Philip Eslingen is newly released from the army and comes to live in the city, working as a 'knife' (security person) for a local inn come hotel. The hotel is popular with the ex-military and people of his nationality and somehow it gets about that this hotel is involved in the disappearances of the children. The trouble this causes brings him into contact with Nico Rathe and the two men set about trying to find out what's happened to over 80 children. It's an incredibly difficult case as there are no clues and the atmosphere in the city is strained and dangerous. Dark forces are at work and the two men will need all their ingenuity to solve this mystery.

Sometimes a book just hits the spot and this was one of those times for me. A book that straddles both the fantasy *and* crime genres is a bit of a rarity. Terry Pratchett's 'Sam Vimes' books spring immediately to mind, but I'm sure there are others. For me personally these books are usually winners as I'm a big fan of both of course. Having said that, the book is also science-fiction as it mentions the planet having two suns and things like 'first sunset' and 'second sunset', so I suppose it's really a bit of a hybrid.

Whatever it is, I really enjoyed this one. It's a world where astrology is real. People get their stars read based on their actual time of birth and whatever is forecast happens and people set a lot of store by it. Astrologers are hugely respected within society and even have their own university. Sexuality on this world is very fluid, people have heterosexual and homosexual relationships and all is normal. (Though this is not in 'any' way an explicit book.) I really, really like that approach and wish more authors of fantasy and sci-fi took it.
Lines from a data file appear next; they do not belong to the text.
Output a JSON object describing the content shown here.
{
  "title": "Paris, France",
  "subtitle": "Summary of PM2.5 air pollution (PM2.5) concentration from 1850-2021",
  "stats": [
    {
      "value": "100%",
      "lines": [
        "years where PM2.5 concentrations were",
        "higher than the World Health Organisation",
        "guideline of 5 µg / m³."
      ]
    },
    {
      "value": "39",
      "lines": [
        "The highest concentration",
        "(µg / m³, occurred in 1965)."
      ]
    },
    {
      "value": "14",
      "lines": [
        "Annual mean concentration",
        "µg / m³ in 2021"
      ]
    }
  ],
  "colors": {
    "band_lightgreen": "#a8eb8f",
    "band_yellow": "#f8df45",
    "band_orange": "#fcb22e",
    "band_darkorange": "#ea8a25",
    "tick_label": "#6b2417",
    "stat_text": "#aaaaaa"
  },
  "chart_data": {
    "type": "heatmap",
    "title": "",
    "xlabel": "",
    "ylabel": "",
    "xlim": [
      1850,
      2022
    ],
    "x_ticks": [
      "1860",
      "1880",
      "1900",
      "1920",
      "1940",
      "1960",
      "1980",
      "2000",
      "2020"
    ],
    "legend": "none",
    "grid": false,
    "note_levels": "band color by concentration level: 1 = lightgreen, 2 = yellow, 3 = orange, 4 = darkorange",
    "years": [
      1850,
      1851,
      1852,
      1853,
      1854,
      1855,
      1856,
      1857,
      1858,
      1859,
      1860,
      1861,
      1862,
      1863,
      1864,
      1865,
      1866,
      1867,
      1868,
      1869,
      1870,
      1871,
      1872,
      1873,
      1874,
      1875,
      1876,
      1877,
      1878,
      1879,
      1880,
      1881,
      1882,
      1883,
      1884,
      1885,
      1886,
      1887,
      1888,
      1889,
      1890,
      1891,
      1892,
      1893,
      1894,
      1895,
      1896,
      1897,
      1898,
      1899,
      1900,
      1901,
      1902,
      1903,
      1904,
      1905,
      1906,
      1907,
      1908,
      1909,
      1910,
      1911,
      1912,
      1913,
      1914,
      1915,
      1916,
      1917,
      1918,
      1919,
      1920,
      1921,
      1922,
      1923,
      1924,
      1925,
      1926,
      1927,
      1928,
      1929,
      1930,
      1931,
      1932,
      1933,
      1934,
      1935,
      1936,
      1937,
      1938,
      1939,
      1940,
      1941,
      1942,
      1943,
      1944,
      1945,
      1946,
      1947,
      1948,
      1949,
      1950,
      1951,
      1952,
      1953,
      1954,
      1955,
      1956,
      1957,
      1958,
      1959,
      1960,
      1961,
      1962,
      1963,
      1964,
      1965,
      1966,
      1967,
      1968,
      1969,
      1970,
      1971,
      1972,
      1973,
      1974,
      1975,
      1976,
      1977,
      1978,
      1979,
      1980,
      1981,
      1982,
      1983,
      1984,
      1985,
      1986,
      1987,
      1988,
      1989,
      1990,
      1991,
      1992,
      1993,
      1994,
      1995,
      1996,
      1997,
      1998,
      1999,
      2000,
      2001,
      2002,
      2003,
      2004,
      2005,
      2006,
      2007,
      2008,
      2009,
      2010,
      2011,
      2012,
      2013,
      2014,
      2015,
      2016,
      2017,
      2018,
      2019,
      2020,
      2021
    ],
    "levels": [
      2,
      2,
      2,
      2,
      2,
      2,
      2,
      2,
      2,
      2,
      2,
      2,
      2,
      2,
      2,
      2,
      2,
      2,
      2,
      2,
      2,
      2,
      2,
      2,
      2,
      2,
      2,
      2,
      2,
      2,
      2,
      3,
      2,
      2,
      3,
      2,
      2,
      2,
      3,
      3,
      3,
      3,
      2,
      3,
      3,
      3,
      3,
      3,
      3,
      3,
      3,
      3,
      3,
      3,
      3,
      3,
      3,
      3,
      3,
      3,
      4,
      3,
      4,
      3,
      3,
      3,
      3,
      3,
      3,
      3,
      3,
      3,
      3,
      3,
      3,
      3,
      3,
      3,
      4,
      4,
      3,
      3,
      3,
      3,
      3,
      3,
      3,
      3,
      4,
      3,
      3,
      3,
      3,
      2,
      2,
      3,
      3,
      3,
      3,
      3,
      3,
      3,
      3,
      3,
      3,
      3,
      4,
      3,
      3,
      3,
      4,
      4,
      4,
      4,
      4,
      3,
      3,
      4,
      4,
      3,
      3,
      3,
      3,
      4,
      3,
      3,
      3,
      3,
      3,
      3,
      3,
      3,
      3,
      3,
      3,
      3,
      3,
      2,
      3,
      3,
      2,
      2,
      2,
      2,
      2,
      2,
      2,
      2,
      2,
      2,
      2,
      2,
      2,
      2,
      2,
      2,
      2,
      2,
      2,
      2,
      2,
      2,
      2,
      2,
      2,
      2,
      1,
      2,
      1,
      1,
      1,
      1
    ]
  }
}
What else? Well, the world-building within the novel is quite stunning. It reminded me of the kind of detail Robin Hobb includes in her books. The city of Astrient with all its complications and peculiarities, its heaving, medieval, type population, it's poverty, its cramped conditions, feels so real. The authors have made it come alive in the same way that Terry Pratchett made Ankh Morpork feel like a real place. Amazing.
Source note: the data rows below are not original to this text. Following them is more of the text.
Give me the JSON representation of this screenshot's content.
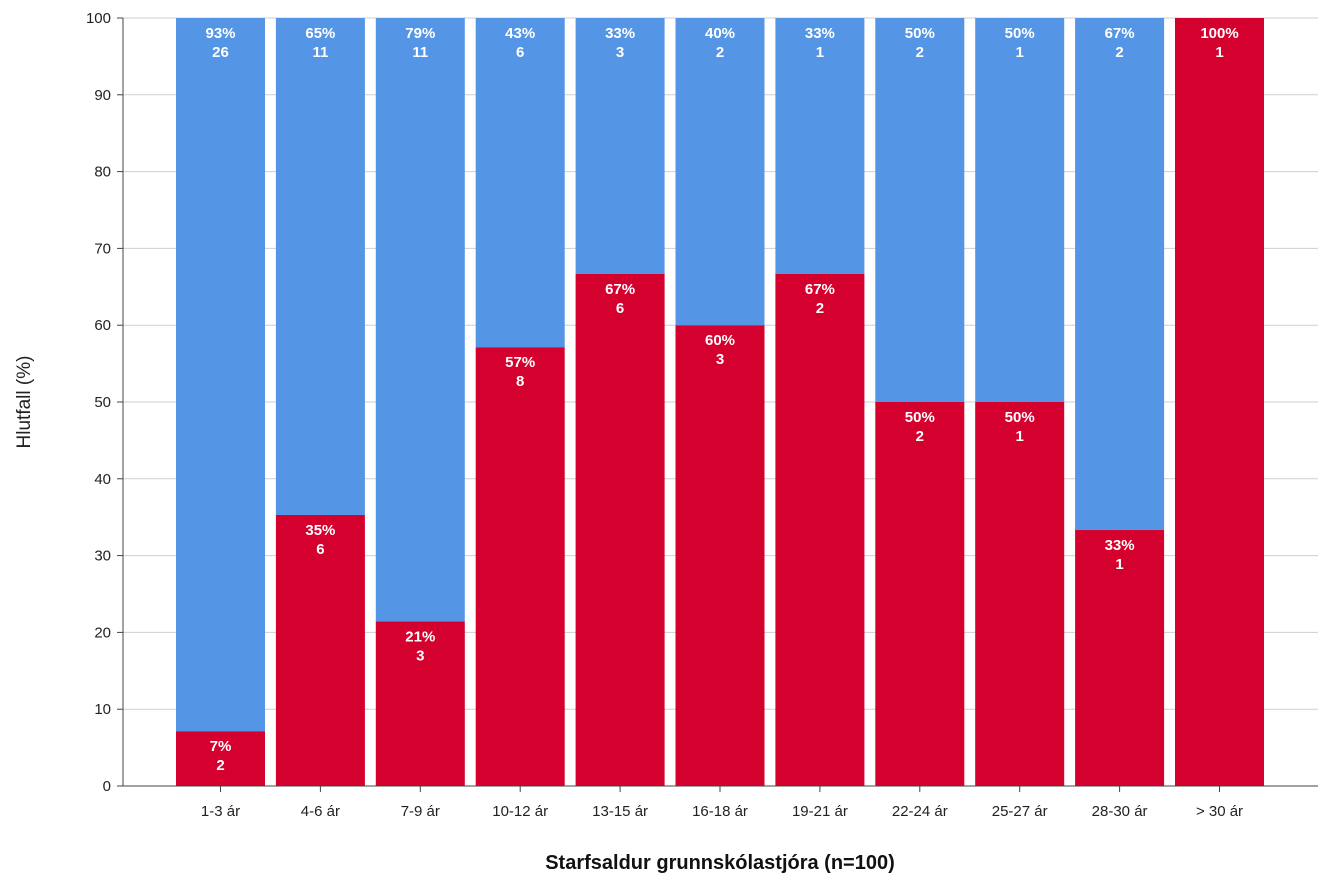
{
  "chart_data": {
    "type": "bar",
    "stacked": true,
    "categories": [
      "1-3 ár",
      "4-6 ár",
      "7-9 ár",
      "10-12 ár",
      "13-15 ár",
      "16-18 ár",
      "19-21 ár",
      "22-24 ár",
      "25-27 ár",
      "28-30 ár",
      "> 30 ár"
    ],
    "series": [
      {
        "color": "#d4002e",
        "values": [
          7.14,
          35.29,
          21.43,
          57.14,
          66.67,
          60,
          66.67,
          50,
          50,
          33.33,
          100
        ],
        "pct_labels": [
          "7%",
          "35%",
          "21%",
          "57%",
          "67%",
          "60%",
          "67%",
          "50%",
          "50%",
          "33%",
          "100%"
        ],
        "counts": [
          "2",
          "6",
          "3",
          "8",
          "6",
          "3",
          "2",
          "2",
          "1",
          "1",
          "1"
        ]
      },
      {
        "color": "#5595e5",
        "values": [
          92.86,
          64.71,
          78.57,
          42.86,
          33.33,
          40,
          33.33,
          50,
          50,
          66.67,
          0
        ],
        "pct_labels": [
          "93%",
          "65%",
          "79%",
          "43%",
          "33%",
          "40%",
          "33%",
          "50%",
          "50%",
          "67%",
          ""
        ],
        "counts": [
          "26",
          "11",
          "11",
          "6",
          "3",
          "2",
          "1",
          "2",
          "1",
          "2",
          ""
        ]
      }
    ],
    "xlabel": "Starfsaldur grunnskólastjóra (n=100)",
    "ylabel": "Hlutfall (%)",
    "ylim": [
      0,
      100
    ],
    "yticks": [
      "0",
      "10",
      "20",
      "30",
      "40",
      "50",
      "60",
      "70",
      "80",
      "90",
      "100"
    ],
    "grid": true,
    "legend": "none"
  }
}
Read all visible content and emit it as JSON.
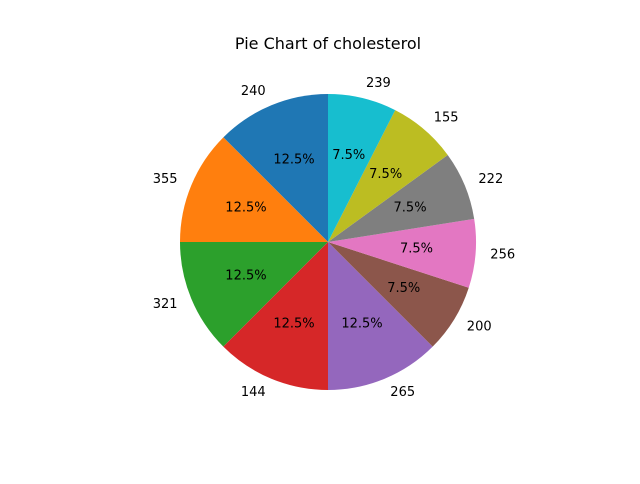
{
  "chart_data": {
    "type": "pie",
    "title": "Pie Chart of cholesterol",
    "labels": [
      "240",
      "355",
      "321",
      "144",
      "265",
      "200",
      "256",
      "222",
      "155",
      "239"
    ],
    "values": [
      12.5,
      12.5,
      12.5,
      12.5,
      12.5,
      7.5,
      7.5,
      7.5,
      7.5,
      7.5
    ],
    "percent_labels": [
      "12.5%",
      "12.5%",
      "12.5%",
      "12.5%",
      "12.5%",
      "7.5%",
      "7.5%",
      "7.5%",
      "7.5%",
      "7.5%"
    ],
    "colors": [
      "#1f77b4",
      "#ff7f0e",
      "#2ca02c",
      "#d62728",
      "#9467bd",
      "#8c564b",
      "#e377c2",
      "#7f7f7f",
      "#bcbd22",
      "#17becf"
    ],
    "start_angle_deg": 90,
    "direction": "counterclockwise"
  }
}
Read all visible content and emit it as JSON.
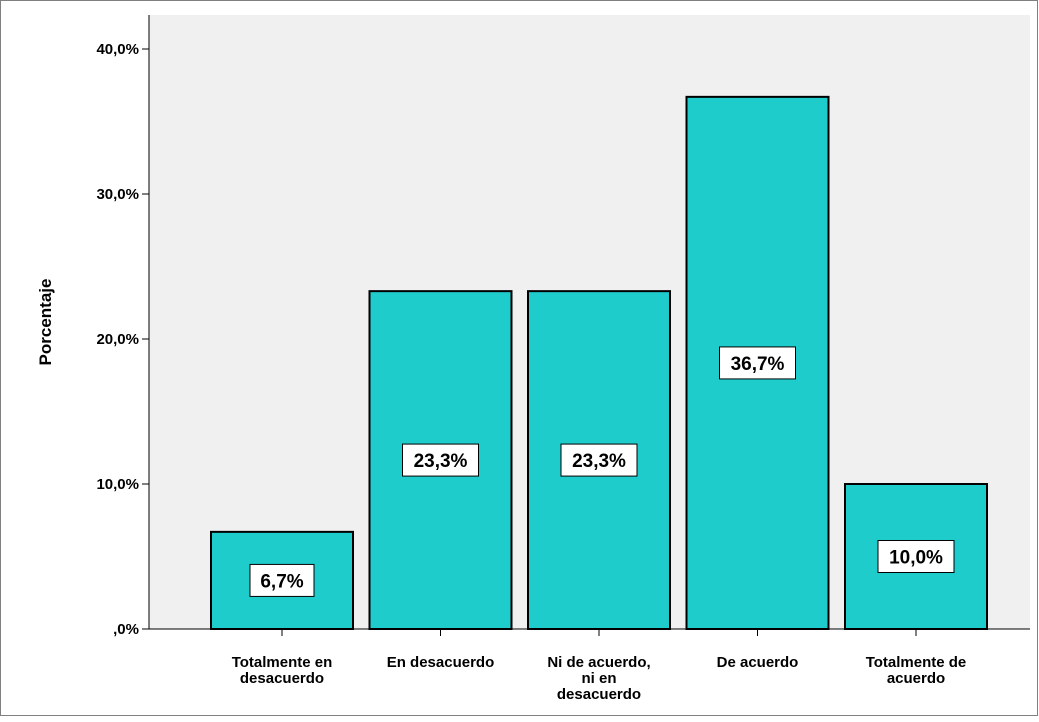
{
  "chart_data": {
    "type": "bar",
    "categories": [
      [
        "Totalmente  en",
        "desacuerdo"
      ],
      [
        "En desacuerdo"
      ],
      [
        "Ni de acuerdo,",
        "ni en",
        "desacuerdo"
      ],
      [
        "De acuerdo"
      ],
      [
        "Totalmente de",
        "acuerdo"
      ]
    ],
    "values": [
      6.7,
      23.3,
      23.3,
      36.7,
      10.0
    ],
    "data_labels": [
      "6,7%",
      "23,3%",
      "23,3%",
      "36,7%",
      "10,0%"
    ],
    "title": "",
    "xlabel": "",
    "ylabel": "Porcentaje",
    "ylim": [
      0,
      40
    ],
    "yticks": [
      0,
      10,
      20,
      30,
      40
    ],
    "ytick_labels": [
      ",0%",
      "10,0%",
      "20,0%",
      "30,0%",
      "40,0%"
    ],
    "grid": false,
    "legend": "none",
    "colors": {
      "bar": "#1fcccc",
      "bar_border": "#000000",
      "plot_bg": "#f0f0f0",
      "label_box": "#ffffff"
    }
  }
}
The mystery element was also well done. For the first part of the book it took second place rather but that was because the authors spent time introducing the characters, letting us get to know who they were and what they were about and, of course, explaining the world in which they live. So that was fine with me, and the book got even better when they began to concentrate on where the children had disappeared to.

All in all, for me, a stonking good read. There are a couple more books and a novella and I plan to read all of them. It's so nice to discover a new series that really works for you and many thanks to byslantedlight for reccing this series to me.


Hello! Yes, keep reading!

Interesting to read your thoughts on Murder on the Links, because I don't remember being so keen on this one. Although now you mention it, I do remember the French detective :)
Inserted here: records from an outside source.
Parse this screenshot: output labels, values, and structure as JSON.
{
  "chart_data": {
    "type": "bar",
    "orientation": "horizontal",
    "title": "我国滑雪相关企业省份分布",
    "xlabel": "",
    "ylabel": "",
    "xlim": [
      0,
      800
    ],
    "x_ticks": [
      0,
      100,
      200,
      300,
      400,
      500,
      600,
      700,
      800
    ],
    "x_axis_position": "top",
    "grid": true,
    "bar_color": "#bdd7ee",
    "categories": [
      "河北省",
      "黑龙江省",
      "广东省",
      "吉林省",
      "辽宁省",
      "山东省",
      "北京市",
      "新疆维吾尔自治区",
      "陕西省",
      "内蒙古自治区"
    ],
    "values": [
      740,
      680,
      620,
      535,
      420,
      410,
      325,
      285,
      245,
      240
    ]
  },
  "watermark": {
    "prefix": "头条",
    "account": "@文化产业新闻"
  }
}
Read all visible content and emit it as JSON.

I am having difficulty getting into the Points books, and yet so many people I know love them. I shall try again! But honestly, I'm starting to think that I am perhaps not a great one for complicated world-building, since that is what everyone mentions about these books. Too complicated for my fairly simple head, I fear :)
Of course, I don't have huge experience of AC's novels. I liked this one but thought the three others I've read recently were better. Death in the Clouds, The Sittaford Mystery and er... the other one. ;-) Oh yes... They Came to Baghdad. But all have surpassed my expectations.

It took me about 100 pages before I realised that I really liked Point of Hopes. Now halfway through the novella, Point of Knives, and like that even more. We're all different though and they may just not be for you.